Explanations to why respondents had answered that they found pregnant women with obesity difficult, or preferred treating non-obese women. Reasons provided were that higher perinatal risks and practical matters (e.g. more difficult ultrasounds, harder to operate on, and more oral glucose tolerance tests), rather than the personality of women with obesity affected respondents answers.

… and as obstetrician I am responsible for lives when a woman with severe obesity is giving birth. It is not because I have a condescending view on the person but because there is a factual medical risk.” Obstetrician no 2.

“My reluctance to treat patients with a high BMI, depends solely on that it is so much more difficult to do a good job / … / because the patient’s BMI is associated with an incredible amount of medical risks” Obstetrician no 16.

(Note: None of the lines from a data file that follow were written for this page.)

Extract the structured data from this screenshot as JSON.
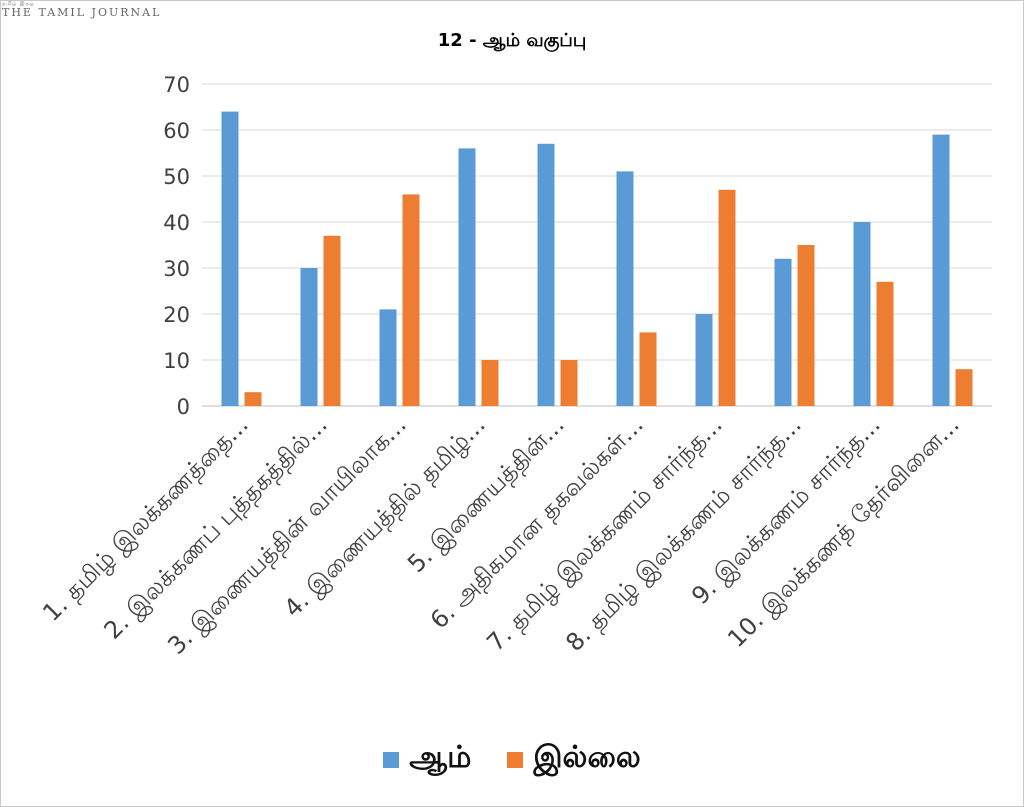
{
  "watermark": {
    "small": "தமிழ் இதழ்",
    "main": "THE TAMIL JOURNAL"
  },
  "chart_data": {
    "type": "bar",
    "title": "12 - ஆம் வகுப்பு",
    "xlabel": "",
    "ylabel": "",
    "ylim": [
      0,
      70
    ],
    "yticks": [
      0,
      10,
      20,
      30,
      40,
      50,
      60,
      70
    ],
    "grid": true,
    "legend_position": "bottom",
    "categories": [
      "1. தமிழ் இலக்கணத்தை...",
      "2. இலக்கணப் புத்தகத்தில்...",
      "3. இணையத்தின் வாயிலாக...",
      "4. இணையத்தில் தமிழ்...",
      "5. இணையத்தின்...",
      "6. அதிகமான தகவல்கள்...",
      "7. தமிழ் இலக்கணம் சார்ந்த...",
      "8. தமிழ் இலக்கணம் சார்ந்த...",
      "9. இலக்கணம் சார்ந்த...",
      "10. இலக்கணத் தேர்வினை..."
    ],
    "series": [
      {
        "name": "ஆம்",
        "color": "#5B9BD5",
        "values": [
          64,
          30,
          21,
          56,
          57,
          51,
          20,
          32,
          40,
          59
        ]
      },
      {
        "name": "இல்லை",
        "color": "#ED7D31",
        "values": [
          3,
          37,
          46,
          10,
          10,
          16,
          47,
          35,
          27,
          8
        ]
      }
    ]
  }
}
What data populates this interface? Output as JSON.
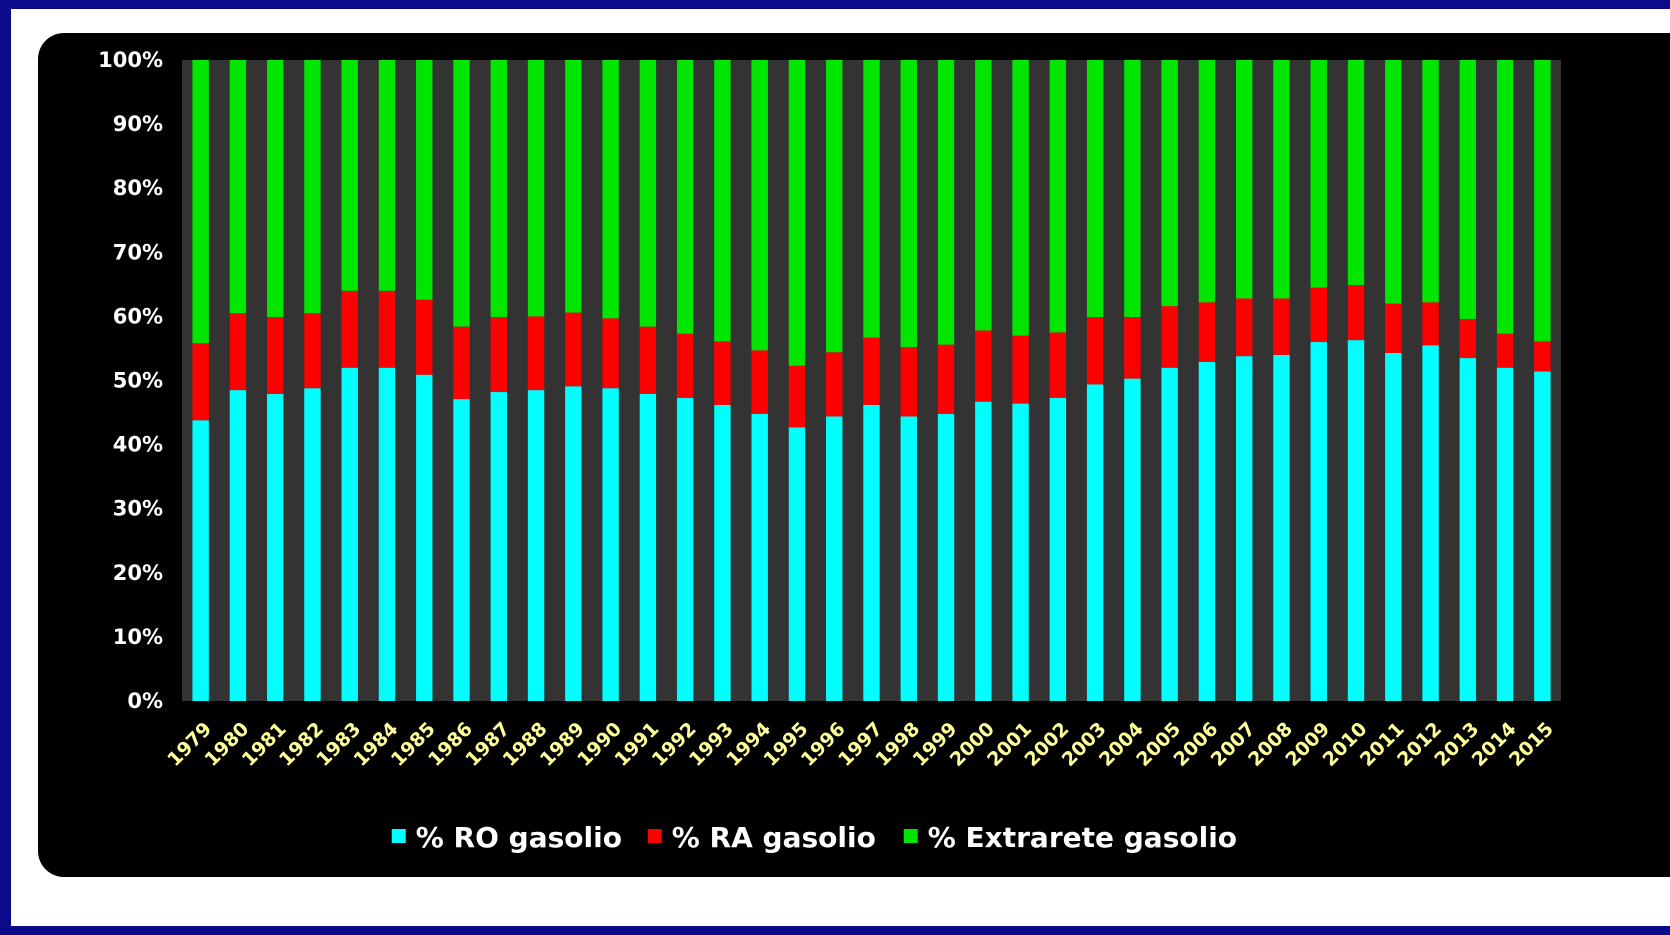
{
  "chart_data": {
    "type": "bar",
    "stacked": true,
    "percent_stacked": true,
    "categories": [
      "1979",
      "1980",
      "1981",
      "1982",
      "1983",
      "1984",
      "1985",
      "1986",
      "1987",
      "1988",
      "1989",
      "1990",
      "1991",
      "1992",
      "1993",
      "1994",
      "1995",
      "1996",
      "1997",
      "1998",
      "1999",
      "2000",
      "2001",
      "2002",
      "2003",
      "2004",
      "2005",
      "2006",
      "2007",
      "2008",
      "2009",
      "2010",
      "2011",
      "2012",
      "2013",
      "2014",
      "2015"
    ],
    "series": [
      {
        "name": "% RO gasolio",
        "color": "#00ffff",
        "values": [
          43.8,
          48.5,
          47.9,
          48.8,
          52,
          52,
          50.9,
          47.1,
          48.2,
          48.5,
          49.1,
          48.8,
          47.9,
          47.3,
          46.2,
          44.8,
          42.7,
          44.4,
          46.2,
          44.4,
          44.8,
          46.7,
          46.4,
          47.3,
          49.4,
          50.3,
          52,
          52.9,
          53.8,
          54,
          56,
          56.3,
          54.3,
          55.5,
          53.5,
          52,
          51.4
        ]
      },
      {
        "name": "% RA gasolio",
        "color": "#ff0000",
        "values": [
          12,
          12,
          12,
          11.7,
          12,
          12,
          11.7,
          11.3,
          11.7,
          11.5,
          11.5,
          10.9,
          10.5,
          10,
          9.9,
          9.9,
          9.6,
          10,
          10.5,
          10.8,
          10.8,
          11.1,
          10.6,
          10.2,
          10.5,
          9.6,
          9.6,
          9.3,
          9,
          8.8,
          8.5,
          8.6,
          7.7,
          6.7,
          6.1,
          5.3,
          4.7
        ]
      },
      {
        "name": "% Extrarete gasolio",
        "color": "#00e600",
        "values": [
          44.2,
          39.5,
          40.1,
          39.5,
          36,
          36,
          37.4,
          41.6,
          40.1,
          40,
          39.4,
          40.3,
          41.6,
          42.7,
          43.9,
          45.3,
          47.7,
          45.6,
          43.3,
          44.8,
          44.4,
          42.2,
          43,
          42.5,
          40.1,
          40.1,
          38.4,
          37.8,
          37.2,
          37.2,
          35.5,
          35.1,
          38,
          37.8,
          40.4,
          42.7,
          43.9
        ]
      }
    ],
    "y_ticks": [
      "0%",
      "10%",
      "20%",
      "30%",
      "40%",
      "50%",
      "60%",
      "70%",
      "80%",
      "90%",
      "100%"
    ],
    "ylim": [
      0,
      100
    ],
    "grid": false,
    "legend": "bottom",
    "colors": {
      "background": "#000000",
      "plot_area": "#333333",
      "frame": "#0a0a8a",
      "x_tick_text": "#ffff99",
      "y_tick_text": "#ffffff"
    }
  }
}
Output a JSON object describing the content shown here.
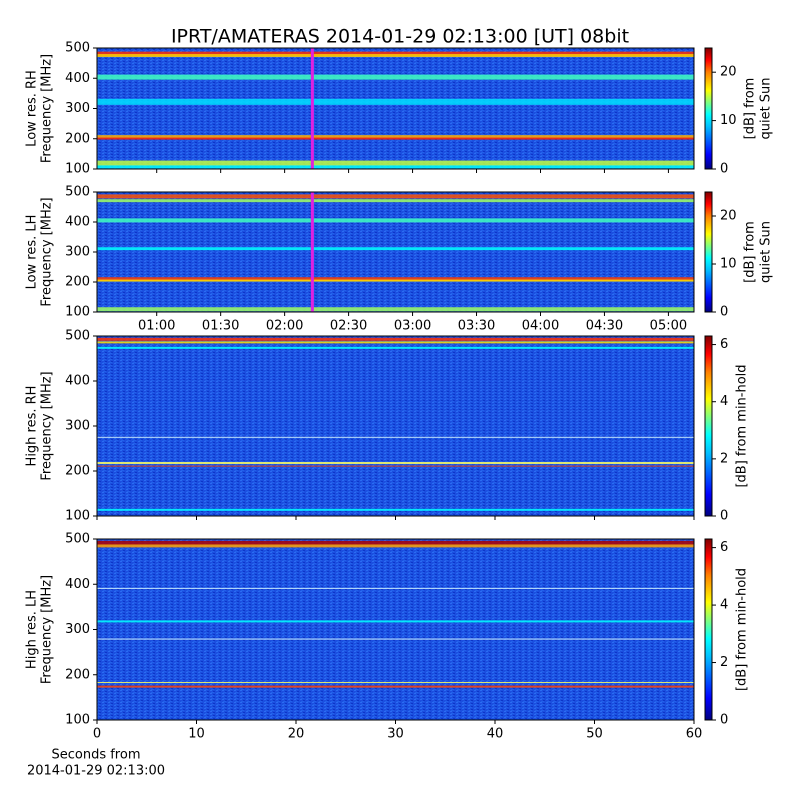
{
  "title": "IPRT/AMATERAS 2014-01-29 02:13:00 [UT]   08bit",
  "chart_data": [
    {
      "type": "heatmap",
      "ylabel": [
        "Low res. RH",
        "Frequency [MHz]"
      ],
      "ylim": [
        100,
        500
      ],
      "yticks": [
        100,
        200,
        300,
        400,
        500
      ],
      "xlim": [
        32,
        312
      ],
      "marker": 133,
      "clim": [
        0,
        25
      ],
      "cticks": [
        0,
        10,
        20
      ],
      "clabel": [
        "[dB] from",
        "quiet Sun"
      ]
    },
    {
      "type": "heatmap",
      "ylabel": [
        "Low res. LH",
        "Frequency [MHz]"
      ],
      "ylim": [
        100,
        500
      ],
      "yticks": [
        100,
        200,
        300,
        400,
        500
      ],
      "xlim": [
        32,
        312
      ],
      "marker": 133,
      "xticks": [
        {
          "value": 60,
          "label": "01:00"
        },
        {
          "value": 90,
          "label": "01:30"
        },
        {
          "value": 120,
          "label": "02:00"
        },
        {
          "value": 150,
          "label": "02:30"
        },
        {
          "value": 180,
          "label": "03:00"
        },
        {
          "value": 210,
          "label": "03:30"
        },
        {
          "value": 240,
          "label": "04:00"
        },
        {
          "value": 270,
          "label": "04:30"
        },
        {
          "value": 300,
          "label": "05:00"
        }
      ],
      "clim": [
        0,
        25
      ],
      "cticks": [
        0,
        10,
        20
      ],
      "clabel": [
        "[dB] from",
        "quiet Sun"
      ]
    },
    {
      "type": "heatmap",
      "ylabel": [
        "High res. RH",
        "Frequency [MHz]"
      ],
      "ylim": [
        100,
        500
      ],
      "yticks": [
        100,
        200,
        300,
        400,
        500
      ],
      "xlim": [
        0,
        60
      ],
      "clim": [
        0,
        6.3
      ],
      "cticks": [
        0,
        2,
        4,
        6
      ],
      "clabel": [
        "[dB] from min-hold"
      ]
    },
    {
      "type": "heatmap",
      "ylabel": [
        "High res. LH",
        "Frequency [MHz]"
      ],
      "ylim": [
        100,
        500
      ],
      "yticks": [
        100,
        200,
        300,
        400,
        500
      ],
      "xlim": [
        0,
        60
      ],
      "xticks": [
        0,
        10,
        20,
        30,
        40,
        50,
        60
      ],
      "xlabel": [
        "Seconds from",
        "2014-01-29 02:13:00"
      ],
      "clim": [
        0,
        6.3
      ],
      "cticks": [
        0,
        2,
        4,
        6
      ],
      "clabel": [
        "[dB] from min-hold"
      ]
    }
  ]
}
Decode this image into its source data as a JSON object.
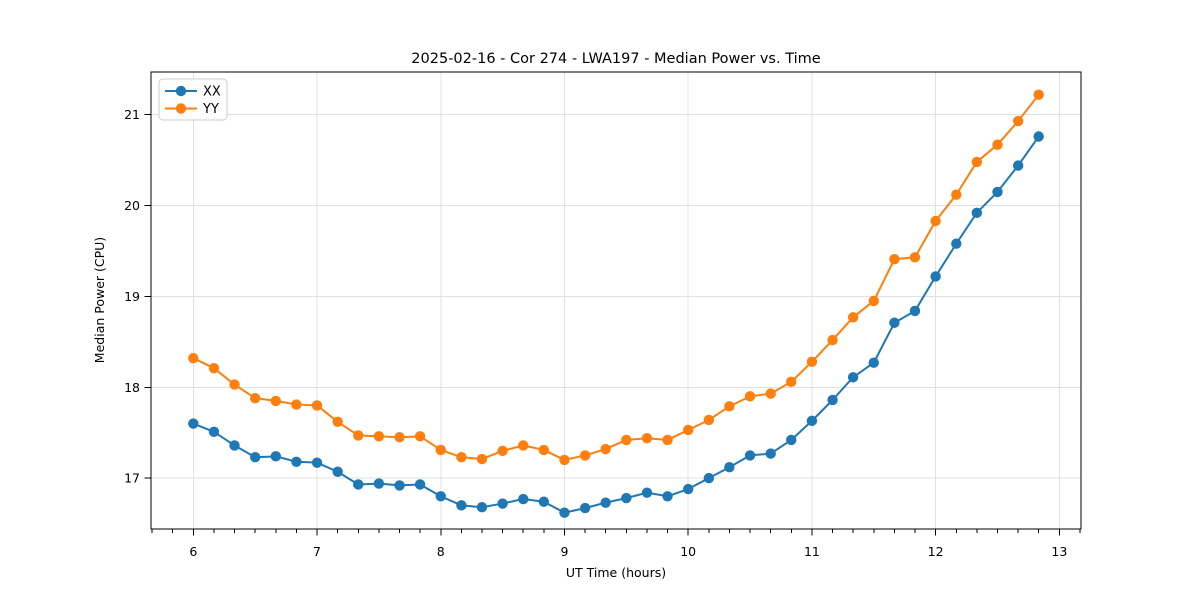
{
  "figure": {
    "title": "2025-02-16 - Cor 274 - LWA197 - Median Power vs. Time"
  },
  "chart_data": {
    "type": "line",
    "title": "2025-02-16 - Cor 274 - LWA197 - Median Power vs. Time",
    "xlabel": "UT Time (hours)",
    "ylabel": "Median Power (CPU)",
    "xlim": [
      5.658,
      13.175
    ],
    "ylim": [
      16.44,
      21.47
    ],
    "xticks": [
      6,
      7,
      8,
      9,
      10,
      11,
      12,
      13
    ],
    "yticks": [
      17,
      18,
      19,
      20,
      21
    ],
    "x_minor_tick_step": 0.166667,
    "grid": true,
    "legend_position": "upper left",
    "x": [
      6.0,
      6.167,
      6.333,
      6.5,
      6.667,
      6.833,
      7.0,
      7.167,
      7.333,
      7.5,
      7.667,
      7.833,
      8.0,
      8.167,
      8.333,
      8.5,
      8.667,
      8.833,
      9.0,
      9.167,
      9.333,
      9.5,
      9.667,
      9.833,
      10.0,
      10.167,
      10.333,
      10.5,
      10.667,
      10.833,
      11.0,
      11.167,
      11.333,
      11.5,
      11.667,
      11.833,
      12.0,
      12.167,
      12.333,
      12.5,
      12.667,
      12.833
    ],
    "series": [
      {
        "name": "XX",
        "color": "#1f77b4",
        "marker": "circle",
        "values": [
          17.6,
          17.51,
          17.36,
          17.23,
          17.24,
          17.18,
          17.17,
          17.07,
          16.93,
          16.94,
          16.92,
          16.93,
          16.8,
          16.7,
          16.68,
          16.72,
          16.77,
          16.74,
          16.62,
          16.67,
          16.73,
          16.78,
          16.84,
          16.8,
          16.88,
          17.0,
          17.12,
          17.25,
          17.27,
          17.42,
          17.63,
          17.86,
          18.11,
          18.27,
          18.71,
          18.84,
          19.22,
          19.58,
          19.92,
          20.15,
          20.44,
          20.76
        ]
      },
      {
        "name": "YY",
        "color": "#ff7f0e",
        "marker": "circle",
        "values": [
          18.32,
          18.21,
          18.03,
          17.88,
          17.85,
          17.81,
          17.8,
          17.62,
          17.47,
          17.46,
          17.45,
          17.46,
          17.31,
          17.23,
          17.21,
          17.3,
          17.36,
          17.31,
          17.2,
          17.25,
          17.32,
          17.42,
          17.44,
          17.42,
          17.53,
          17.64,
          17.79,
          17.9,
          17.93,
          18.06,
          18.28,
          18.52,
          18.77,
          18.95,
          19.41,
          19.43,
          19.83,
          20.12,
          20.48,
          20.67,
          20.93,
          21.22
        ]
      }
    ]
  },
  "style": {
    "grid_color": "#e0e0e0",
    "spine_color": "#000000",
    "tick_color": "#000000",
    "legend_border_color": "#cccccc",
    "background_color": "#ffffff"
  }
}
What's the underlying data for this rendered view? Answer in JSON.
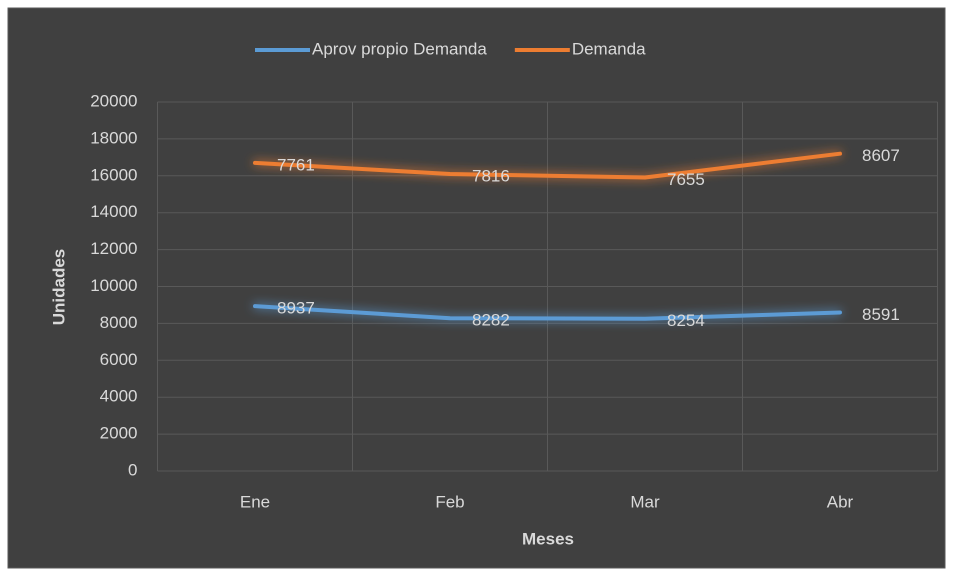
{
  "chart_data": {
    "type": "line",
    "stacked": true,
    "x_label": "Meses",
    "y_label": "Unidades",
    "categories": [
      "Ene",
      "Feb",
      "Mar",
      "Abr"
    ],
    "series": [
      {
        "name": "Aprov propio Demanda",
        "color": "#5b9bd5",
        "values": [
          8937,
          8282,
          8254,
          8591
        ]
      },
      {
        "name": "Demanda",
        "color": "#ed7d31",
        "values": [
          7761,
          7816,
          7655,
          8607
        ]
      }
    ],
    "ylim": [
      0,
      20000
    ],
    "yticks": [
      0,
      2000,
      4000,
      6000,
      8000,
      10000,
      12000,
      14000,
      16000,
      18000,
      20000
    ],
    "grid": true,
    "legend": "top"
  }
}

III. Suggested areas for weight management improvement

Stories from respondents own experiences reflected empathy and concern for women with obesity, as well as displayed areas where improvements of gestational weight gain management could be made. Factors mentioned were: lack of time, lack of access to dieticians, psychological support, or obesity treatment teams, a wish for written material about weight, access to water aerobics, walking groups, training in communication skills, and obesity education in general.

”I think maternity care should have access to a dietician who can see the overweight, and especially the obese patients. We midwives can support/motivate overweight women up to a certain point, but then something more is needed. Above all, I am a midwife, not a dietician” Midwife no 4

“Most women know how they should eat, but because of anxiety or other hinders, they are unable to. Unless they have anorexia, there is no one we can refer them to who can take their eating problems seriously. This is a forgotten patient group, and we [midwives] lack education to help them. It feels rather stupid to just talk about the right diet, when there is so much more behind it.” Midwife no 37

“It is a challenge to talk about body weight with overweight women. However, It is not the knowledge I’m lacking, but the communication skills” Midwife no 10.

“Give midwives more time to perform professional conversations. The medical duties take up 90% of the work time” Midwife no 62.